Exhibit features artists-in-residence
His dilated black pupils glare at viewers, seemingly daring them to continue staring while asking “Did I give you permission to look?” Composed from heavy strokes of black, brown, gray and red, Carlos Sanchez’s eyes remain just as haunting in his “Self-Portrait” as when the artist first painted the work in 1923 as a Dartmouth student.
Almost 100 years later, work by Dartmouth’s first artist-in-residence returns to campus as part of the Hood Museum’s “In Residence: Contemporary Artists at Dartmouth” show, which opened Saturday. Although Sanchez died in 1998, previous Hood intern Jessica Womack ’14 was able to contact the artist’s family in Guatemala in 2012, and the museum negotiated for the acquisition of two of his works — the self-portrait and “Young Man with Bird,” painted in 1932 while the artist was in residence at the College.
The gift of the two paintings sparked the idea for a full retrospective gallery. Featuring over 80 artists, the exhibit pays homage to the breadth and diversity of the 83-year-old artist-in-residence program, which invites renowned artists to live on campus and create and exhibit their work at Dartmouth. Artists also interact with students and faculty and often leave their marks on campus in notable ways, such as Jose Clemente Orozco’s “The Epic of American Civilization” mural in Baker Library’s lower level.
Hood director Michael Taylor called this exhibit one of the largest and most ambitious shows that the Hood has ever attempted. The show will use six on-campus venues to exhibit work, including gallery space in the Hood, Black Family Visual Arts Center and Hopkins Center. The artists, ranging from sculptors to architects, come from various locations.
“We had a decision to make fairly early on, which was do you stick with the greats, or are you going to be inclusive and show the range of the program?” Taylor said. “We went with the latter.”

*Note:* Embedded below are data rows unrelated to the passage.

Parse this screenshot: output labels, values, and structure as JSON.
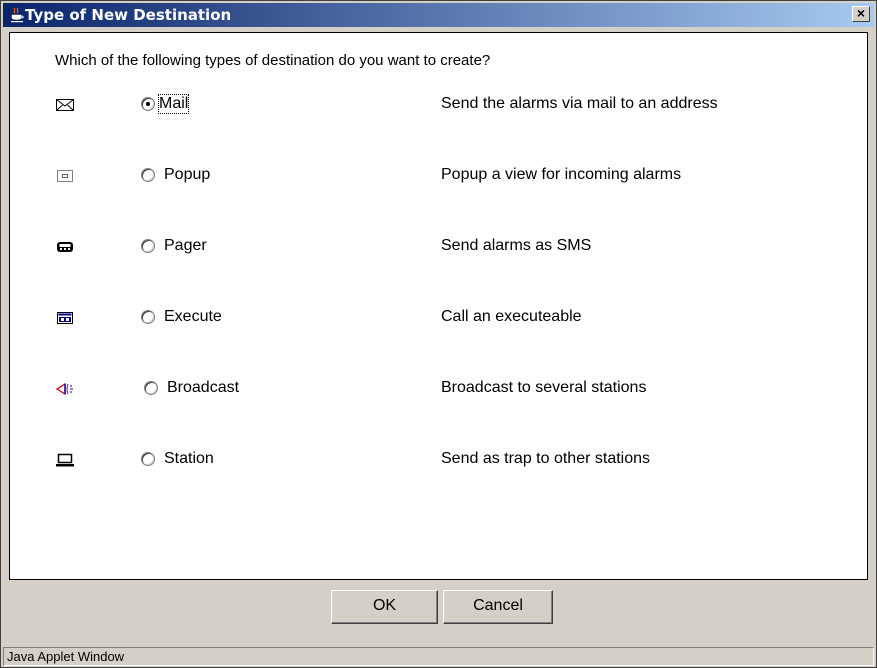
{
  "window": {
    "title": "Type of New Destination",
    "close_label": "×"
  },
  "question": "Which of the following types of destination do you want to create?",
  "options": [
    {
      "label": "Mail",
      "description": "Send the alarms via mail to an address",
      "selected": true,
      "icon": "envelope-icon"
    },
    {
      "label": "Popup",
      "description": "Popup a view for incoming alarms",
      "selected": false,
      "icon": "popup-window-icon"
    },
    {
      "label": "Pager",
      "description": "Send alarms as SMS",
      "selected": false,
      "icon": "pager-icon"
    },
    {
      "label": "Execute",
      "description": "Call an executeable",
      "selected": false,
      "icon": "executable-icon"
    },
    {
      "label": "Broadcast",
      "description": "Broadcast to several stations",
      "selected": false,
      "icon": "broadcast-icon"
    },
    {
      "label": "Station",
      "description": "Send as trap to other stations",
      "selected": false,
      "icon": "station-icon"
    }
  ],
  "buttons": {
    "ok": "OK",
    "cancel": "Cancel"
  },
  "status": "Java Applet Window"
}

The exhibit includes work in progress, like Orozco’s sketches for his mural, and finished work by artists of considerable international fame like Frank Stella, who was at the forefront of abstract art in the 1960s. More recent work includes a piece by John Newman, the 2013 artist-in-residence, who used the Thayer School of Engineering’s 3D printer to generate a piece of vacuum-formed translucent Plexiglas to top his sculpture titled “Blue Light Holds the Distance.” The gallery seamlessly blends new works like his with more traditional works, positioning Newman’s sculpture just feet from celebrated British-based ceramicist Magdalene Odundo’s traditional terracotta vases.

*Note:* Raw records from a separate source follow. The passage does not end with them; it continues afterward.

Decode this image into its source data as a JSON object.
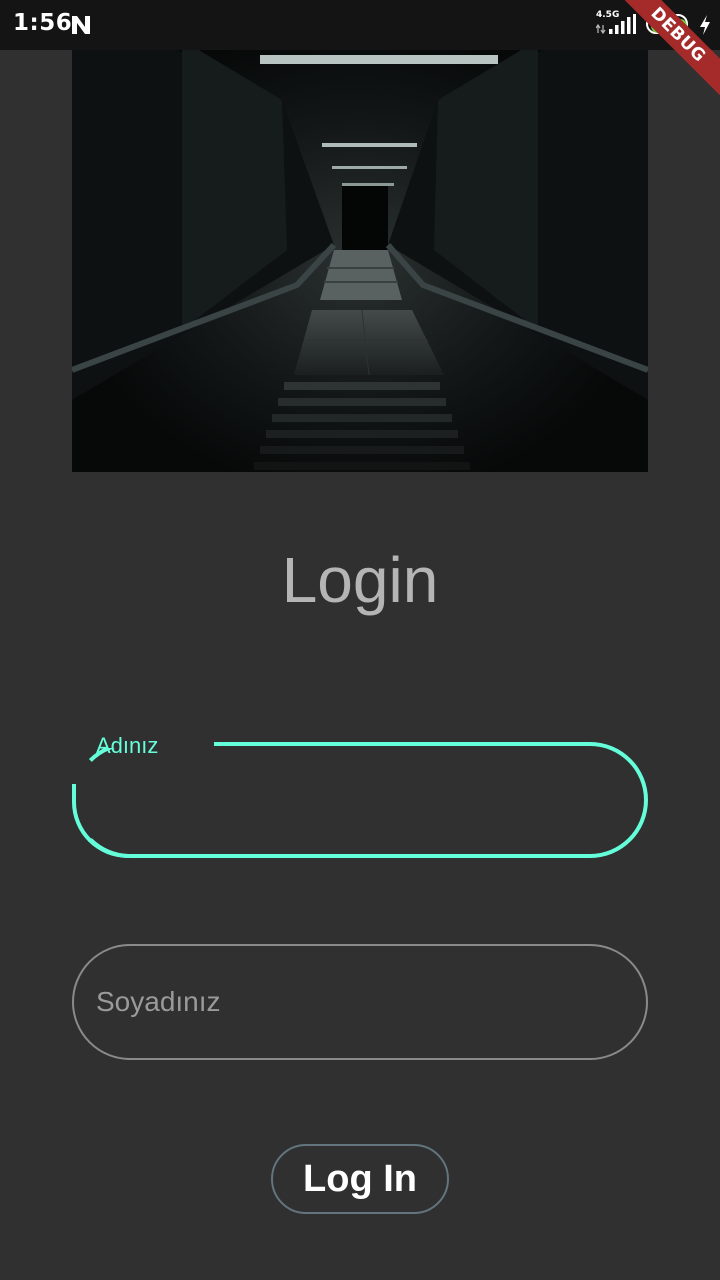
{
  "status_bar": {
    "time": "1:56",
    "network_type": "4.5G",
    "battery_level": "100",
    "battery_color": "#6fd23a"
  },
  "debug_banner": {
    "label": "DEBUG",
    "color": "#a52a2a"
  },
  "hero_image": {
    "description_icon": "dark-stairway-image"
  },
  "login": {
    "title": "Login",
    "first_name_field": {
      "label": "Adınız",
      "value": "",
      "state": "focused"
    },
    "last_name_field": {
      "placeholder": "Soyadınız",
      "value": ""
    },
    "submit_label": "Log In"
  },
  "colors": {
    "background": "#303030",
    "accent": "#64ffda",
    "title": "#b5b5b5",
    "field_border": "#8a8a8a",
    "button_border": "#62747e"
  }
}
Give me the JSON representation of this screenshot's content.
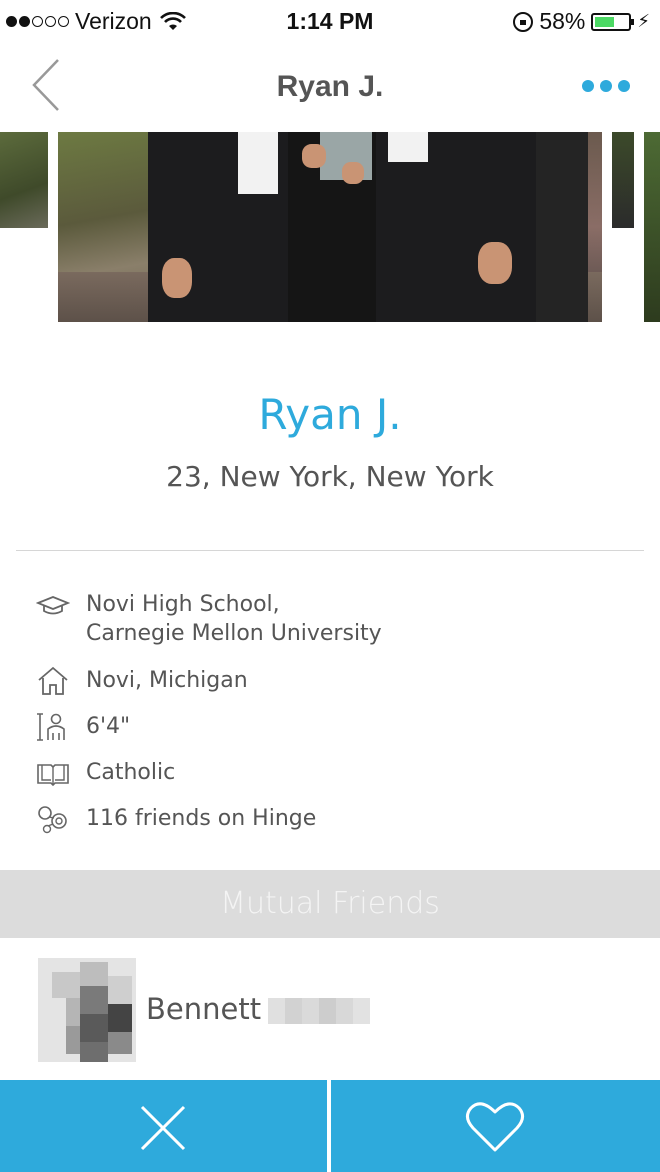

Art is no longer simply a painting on a wall, Taylor said, and must engage viewers in various ways, like through sculpture and feats of modern engineering.

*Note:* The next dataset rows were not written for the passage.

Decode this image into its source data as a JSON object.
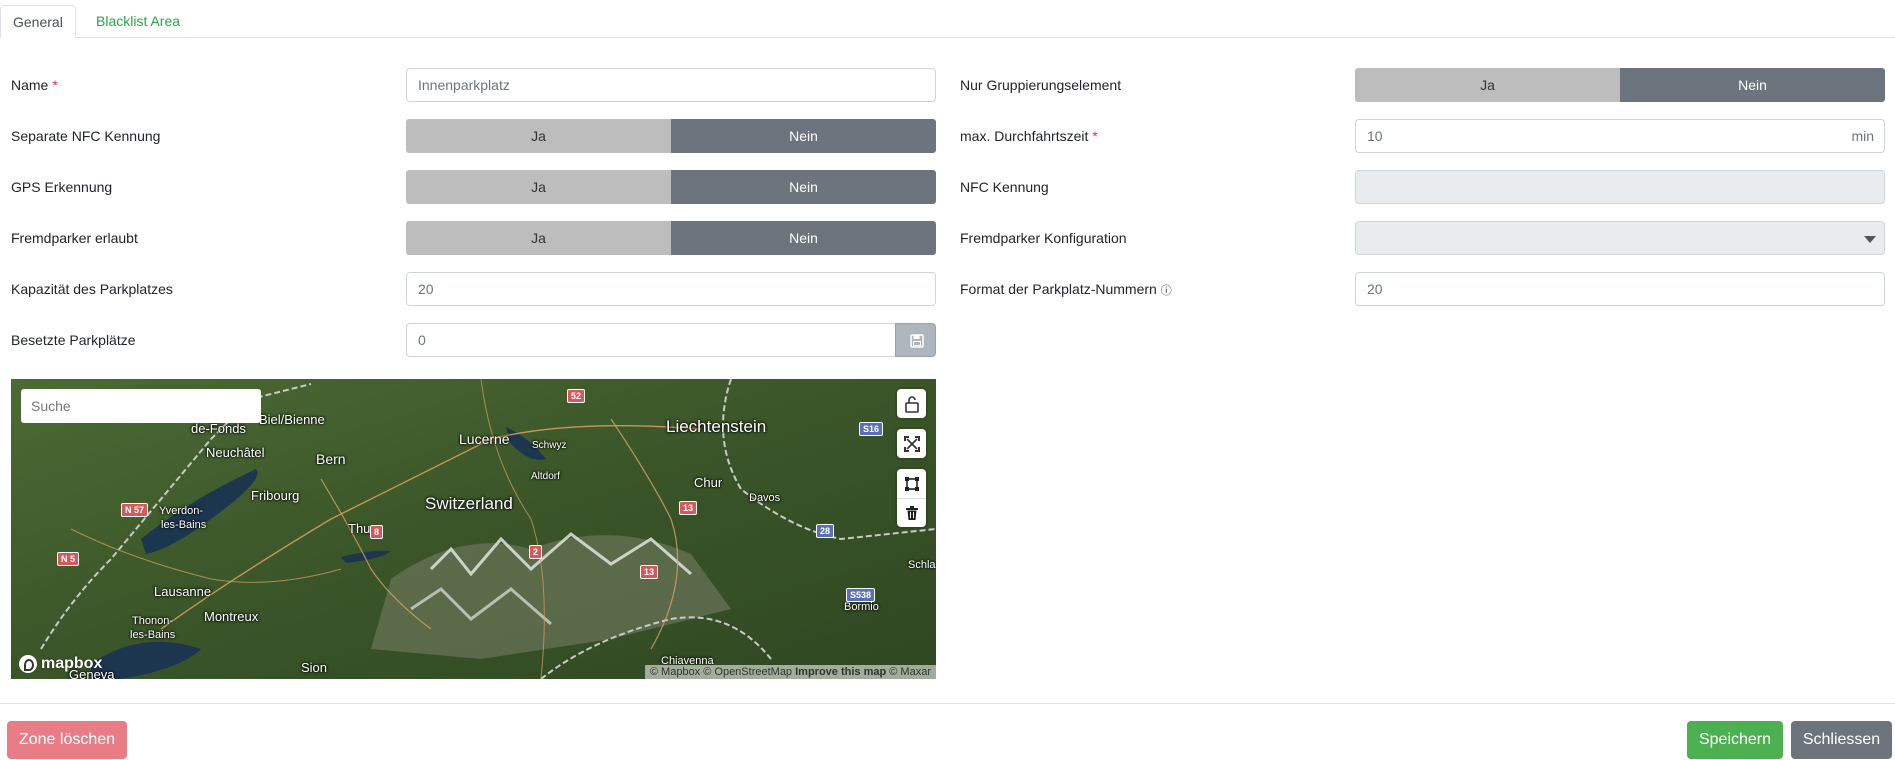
{
  "tabs": [
    {
      "label": "General"
    },
    {
      "label": "Blacklist Area"
    }
  ],
  "form": {
    "name": {
      "label": "Name",
      "required": "*",
      "value": "Innenparkplatz"
    },
    "separate_nfc": {
      "label": "Separate NFC Kennung",
      "yes": "Ja",
      "no": "Nein",
      "selected": "Nein"
    },
    "gps": {
      "label": "GPS Erkennung",
      "yes": "Ja",
      "no": "Nein",
      "selected": "Nein"
    },
    "fremdparker": {
      "label": "Fremdparker erlaubt",
      "yes": "Ja",
      "no": "Nein",
      "selected": "Nein"
    },
    "kapazitaet": {
      "label": "Kapazität des Parkplatzes",
      "value": "20"
    },
    "besetzt": {
      "label": "Besetzte Parkplätze",
      "value": "0"
    },
    "gruppierung": {
      "label": "Nur Gruppierungselement",
      "yes": "Ja",
      "no": "Nein",
      "selected": "Nein"
    },
    "durchfahrtszeit": {
      "label": "max. Durchfahrtszeit",
      "required": "*",
      "value": "10",
      "unit": "min"
    },
    "nfc_kennung": {
      "label": "NFC Kennung",
      "value": ""
    },
    "fremdparker_konfig": {
      "label": "Fremdparker Konfiguration",
      "value": ""
    },
    "format_nummern": {
      "label": "Format der Parkplatz-Nummern",
      "info_icon": "ⓘ",
      "value": "20"
    }
  },
  "map": {
    "search_placeholder": "Suche",
    "logo": "mapbox",
    "attribution": {
      "mapbox": "© Mapbox",
      "osm": "© OpenStreetMap",
      "improve": "Improve this map",
      "maxar": "© Maxar"
    },
    "places": {
      "liechtenstein": "Liechtenstein",
      "switzerland": "Switzerland",
      "lucerne": "Lucerne",
      "bern": "Bern",
      "biel": "Biel/Bienne",
      "neuchatel": "Neuchâtel",
      "fonds": "de-Fonds",
      "schwyz": "Schwyz",
      "altdorf": "Altdorf",
      "chur": "Chur",
      "davos": "Davos",
      "fribourg": "Fribourg",
      "thun": "Thun",
      "yverdon": "Yverdon-",
      "les_bains": "les-Bains",
      "lausanne": "Lausanne",
      "montreux": "Montreux",
      "thonon": "Thonon-",
      "thonon2": "les-Bains",
      "sion": "Sion",
      "geneva": "Geneva",
      "bormio": "Bormio",
      "chiavenna": "Chiavenna",
      "schla": "Schla"
    },
    "shields": {
      "n57": "N 57",
      "n5": "N 5",
      "s2": "52",
      "s16": "S16",
      "s13a": "13",
      "s8": "8",
      "s2b": "2",
      "s13b": "13",
      "s28": "28",
      "s538": "S538"
    },
    "controls": [
      "unlock-icon",
      "fullscreen-icon",
      "polygon-icon",
      "trash-icon"
    ]
  },
  "buttons": {
    "delete": "Zone löschen",
    "save": "Speichern",
    "close": "Schliessen"
  },
  "colors": {
    "primary_green": "#28a745",
    "toggle_active": "#6c757d",
    "toggle_inactive": "#bdbdbd",
    "danger": "#e87d86",
    "required": "#dc3545"
  }
}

The success of Dartmouth’s artist-in-residence program stems from the quality and number of resources that campus offers, Jerry Auten said, artist-in-residence program director and co-curator of the exhibit. While artists once came to use Dartmouth’s cutting-edge printmaking technology, they now come for technology like 3D printing.
The exhibit also highlights significant events in Dartmouth history. It includes work by 1971 artist-in-residence Alexander Brooks Jackson, the first African-American artist selected for the program, and 1973 artist-in-residence Fritz Scholder, the program’s first Native American artist. Jackson’s “Man and the Wall #7” hangs opposite Scholder’s “Dartmouth Portrait #17,” painted while in residence at the College. Scholder’s painting glorifies the Native American against a Dartmouth Green background. The man holds an eagle-wing feather fan, a symbol of spiritual harmony to oppose the stereotypical warrior image. The work reflects the tension between President John Kemeny’s 1970 reaffirmation of the College’s commitment to Native American education and athletic teams’ unofficial use of the Indian as their mascot.
This theme of using art to reveal and overcome racial and national struggles is also apparent in Christopher Cozier’s installation piece, “Cross Currents,” which is currently displayed in the Hop’s Jaffe-Friede Gallery. A reflection on global capitalism’s negative effect on his home of Trinidad, the piece consists of 300 white flags arranged in a triangle formation. The flags are printed with two images, a businessman with a briefcase sprinting to the right and a runaway slave with a bundle over his shoulder running to the left.
Taylor said that the exhibition is overdue but required considerable preparation.
“When I came to Dartmouth, this was the exhibition I dreamed of doing,” he said.
The gallery reception for the exhibit will take place Friday and include a conversation with 2004 artist-in-residence architect James Cutler in the Loew Auditorium at 4:30 p.m. The show will be on display through July 6.